If the server and SSB are located in a different timezone and you use the Legacy message template (which does not include timezone information), select the timezone of the server from the Timezone field.
Set the size of the disk buffer (in Megabytes) in the Output disk buffer field. If the remote server becomes unavailable, SSB will buffer messages to the hard disk, and continue sending the messages when the remote server becomes available. This option corresponds to the log_disk_fifo_size() parameter of syslog-ng.

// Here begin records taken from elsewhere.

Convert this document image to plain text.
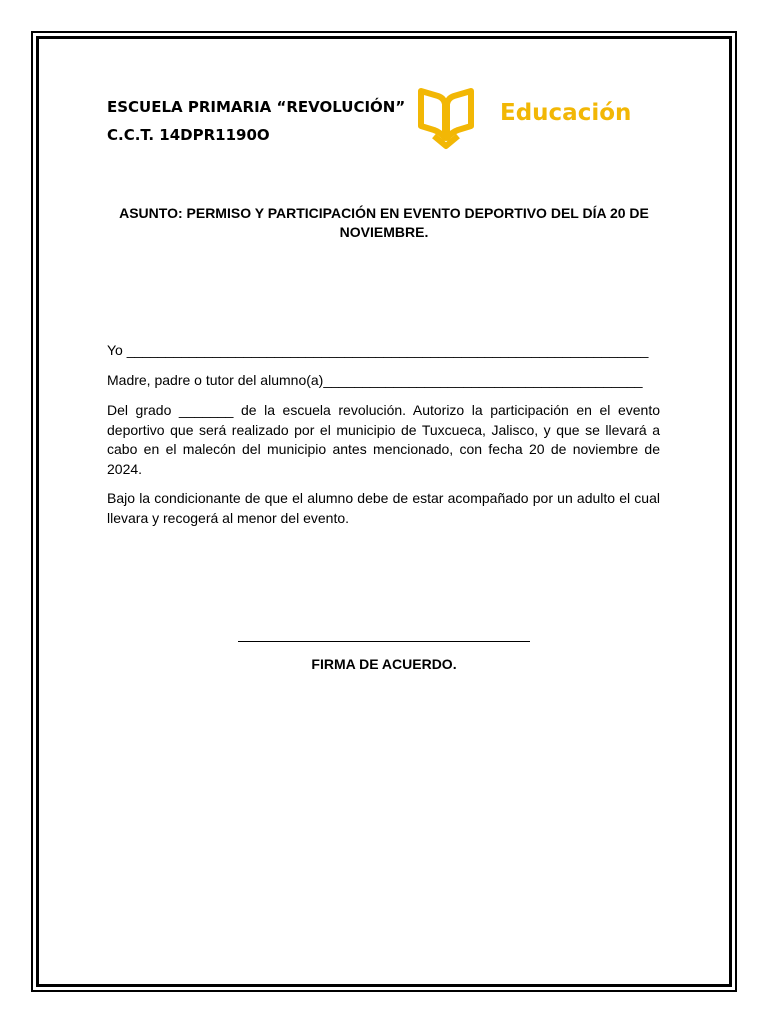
ESCUELA PRIMARIA “REVOLUCIÓN”
C.C.T. 14DPR1190O
Educación
ASUNTO: PERMISO Y PARTICIPACIÓN EN EVENTO DEPORTIVO DEL DÍA 20 DE NOVIEMBRE.
Yo ___________________________________________________________________
Madre, padre o tutor del alumno(a)_________________________________________
Del grado _______ de la escuela revolución. Autorizo la participación en el evento deportivo que será realizado por el municipio de Tuxcueca, Jalisco, y que se llevará a cabo en el malecón del municipio antes mencionado, con fecha 20 de noviembre de 2024.
Bajo la condicionante de que el alumno debe de estar acompañado por un adulto el cual llevara y recogerá al menor del evento.
FIRMA DE ACUERDO.
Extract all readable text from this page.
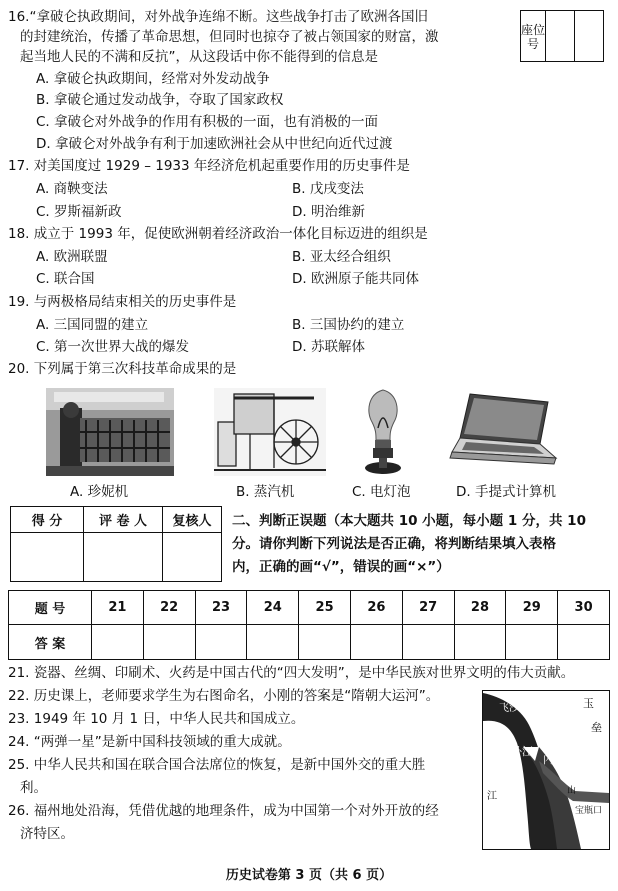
座位号		
16.“拿破仑执政期间，对外战争连绵不断。这些战争打击了欧洲各国旧
的封建统治，传播了革命思想，但同时也掠夺了被占领国家的财富，激
起当地人民的不满和反抗”，从这段话中你不能得到的信息是
A. 拿破仑执政期间，经常对外发动战争
B. 拿破仑通过发动战争，夺取了国家政权
C. 拿破仑对外战争的作用有积极的一面，也有消极的一面
D. 拿破仑对外战争有利于加速欧洲社会从中世纪向近代过渡
17. 对美国度过 1929 – 1933 年经济危机起重要作用的历史事件是
A. 商鞅变法	B. 戊戌变法
C. 罗斯福新政	D. 明治维新
18. 成立于 1993 年，促使欧洲朝着经济政治一体化目标迈进的组织是
A. 欧洲联盟	B. 亚太经合组织
C. 联合国	D. 欧洲原子能共同体
19. 与两极格局结束相关的历史事件是
A. 三国同盟的建立	B. 三国协约的建立
C. 第一次世界大战的爆发	D. 苏联解体
20. 下列属于第三次科技革命成果的是
A. 珍妮机	B. 蒸汽机	C. 电灯泡	D. 手提式计算机
得 分	评 卷 人	复核人
		二、判断正误题（本大题共 10 小题，每小题 1 分，共 10
分。请你判断下列说法是否正确，将判断结果填入表格
内，正确的画“√”，错误的画“×”）
题 号	21	22	23	24	25	26	27	28	29	30
答 案										
21. 瓷器、丝绸、印刷术、火药是中国古代的“四大发明”，是中华民族对世界文明的伟大贡献。
22. 历史课上，老师要求学生为右图命名，小刚的答案是“隋朝大运河”。
23. 1949 年 10 月 1 日，中华人民共和国成立。
24. “两弹一星”是新中国科技领域的重大成就。
25. 中华人民共和国在联合国合法席位的恢复，是新中国外交的重大胜
利。
26. 福州地处沿海，凭借优越的地理条件，成为中国第一个对外开放的经
济特区。
飞沙堰
外江
金刚堤
内江
玉
垒
山
宝瓶口
外
江
江
历史试卷第 3 页（共 6 页）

Note that SSB does not pre-allocate the hard disk required for the disk buffer, so make sure that the required disk space is available on SSB. For details on creating archiving policies and adjusting the disk-fillup prevention, see Archiving and cleanup and Preventing disk space fill up.
Example: Calculating disk buffer size
The size of the disk buffer you need depends on the rate of the incoming messages, the size of the messages, and the length of the network outage that you want to cover. For example:
SSB is receiving 15000 messages per second
On the average, one message is 250 bytes long
You estimate that the longest time the destination will be unavailable is 4 hours
In this case, you need a disk buffer for 250 [bytes] * 15000 [messages per second] * 4*60*60 [seconds] = 54000000000 [bytes], which is 54000 Megabytes (in other words, a bit over 50 GB).
To start sending messages to the destination, include the new destination in a logpath. For details, see Log paths: routing and processing messages.
On the Log > Paths page, the HDFS destination will be displayed in the remote category.